Data from: Does selection on increased cold tolerance in the adult stage confer resistance throughout development?

Cite this dataset

Dierks, Anneke; Kölzow, Nadine; Franke, Kristin; Fischer, Klaus (2012). Data from: Does selection on increased cold tolerance in the adult stage confer resistance throughout development? [Dataset]. Dryad. https://doi.org/10.5061/dryad.65r9c

Abstract

Artificial selection is a powerful approach to unravel constraints on genetic adaptation. While it has been frequently used to reveal genetic trade-offs among different fitness-related traits, only a few studies have targeted genetic correlations across developmental stages. Here we test whether selection on increased cold tolerance in the adult stage increases cold resistance throughout ontogeny in the butterfly Bicyclus anynana. We used lines selected for decreased chill-coma recovery time and according controls, which had originally been set up from three levels of inbreeding (outbred control, one or two full-sib matings). Four generations after having terminated selection, a significant response to selection was found in one day-old butterflies (the age at which selection took place).
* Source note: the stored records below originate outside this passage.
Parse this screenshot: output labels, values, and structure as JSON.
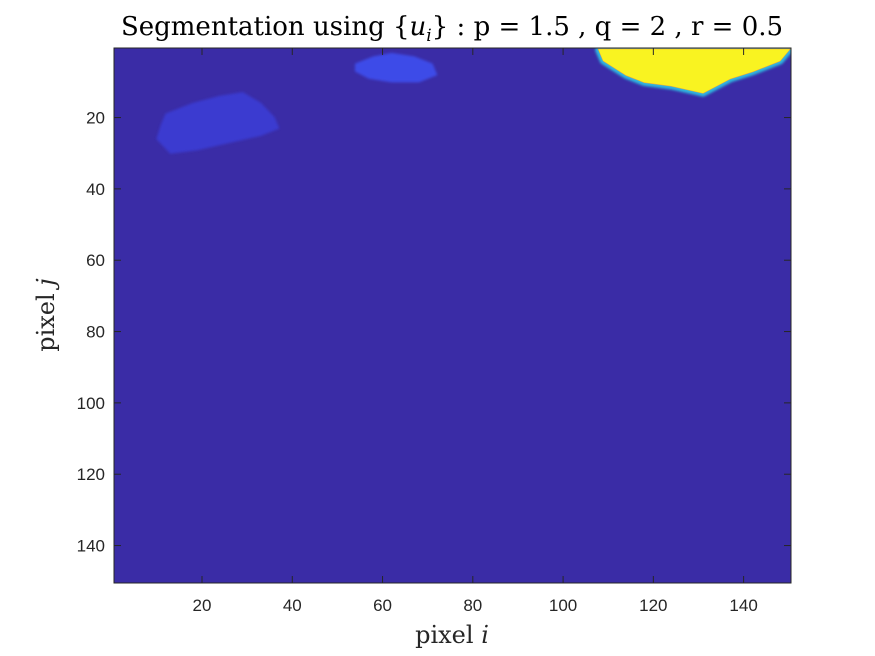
{
  "chart_data": {
    "type": "heatmap",
    "title_parts": {
      "prefix": "Segmentation using {",
      "var": "u",
      "sub": "i",
      "suffix": "} : p = 1.5 , q = 2 , r = 0.5"
    },
    "xlabel": {
      "text": "pixel ",
      "var": "i"
    },
    "ylabel": {
      "text": "pixel ",
      "var": "j"
    },
    "xlim": [
      0.5,
      150.5
    ],
    "ylim": [
      0.5,
      150.5
    ],
    "y_reversed": true,
    "x_ticks": [
      20,
      40,
      60,
      80,
      100,
      120,
      140
    ],
    "y_ticks": [
      20,
      40,
      60,
      80,
      100,
      120,
      140
    ],
    "colormap": "parula",
    "colors": {
      "background": "#3a2ca6",
      "mid_low": "#3b3bd0",
      "mid": "#3e4ce8",
      "bright": "#2fb8e0",
      "high": "#f9f321",
      "orange": "#f2a23a"
    },
    "regions": [
      {
        "name": "yellow-blob-top-right",
        "level": 1.0,
        "polygon": [
          [
            108,
            1
          ],
          [
            150,
            1
          ],
          [
            148,
            4
          ],
          [
            142,
            7
          ],
          [
            137,
            9
          ],
          [
            131,
            13
          ],
          [
            124,
            11
          ],
          [
            118,
            10
          ],
          [
            114,
            8
          ],
          [
            109,
            4
          ]
        ]
      },
      {
        "name": "light-blue-blob-top",
        "level": 0.2,
        "polygon": [
          [
            54,
            5
          ],
          [
            58,
            3
          ],
          [
            62,
            2
          ],
          [
            67,
            3
          ],
          [
            71,
            5
          ],
          [
            72,
            8
          ],
          [
            68,
            10
          ],
          [
            62,
            10
          ],
          [
            57,
            9
          ],
          [
            54,
            7
          ]
        ]
      },
      {
        "name": "faint-blob-left",
        "level": 0.12,
        "polygon": [
          [
            12,
            19
          ],
          [
            18,
            16
          ],
          [
            24,
            14
          ],
          [
            29,
            13
          ],
          [
            33,
            16
          ],
          [
            36,
            20
          ],
          [
            37,
            23
          ],
          [
            33,
            25
          ],
          [
            26,
            27
          ],
          [
            19,
            29
          ],
          [
            13,
            30
          ],
          [
            10,
            26
          ],
          [
            11,
            22
          ]
        ]
      }
    ]
  }
}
Older adults showed a very similar though weaker response. Nevertheless, cold resistance did not increase in either egg, larval or pupal stage in the selection lines, but was even lower compared to control lines for eggs and young larvae. These findings suggest a cost of increased adult cold tolerance, presumably reducing resource availability for offspring provisioning and thereby stress tolerance during development, which may substantially affect evolutionary trajectories.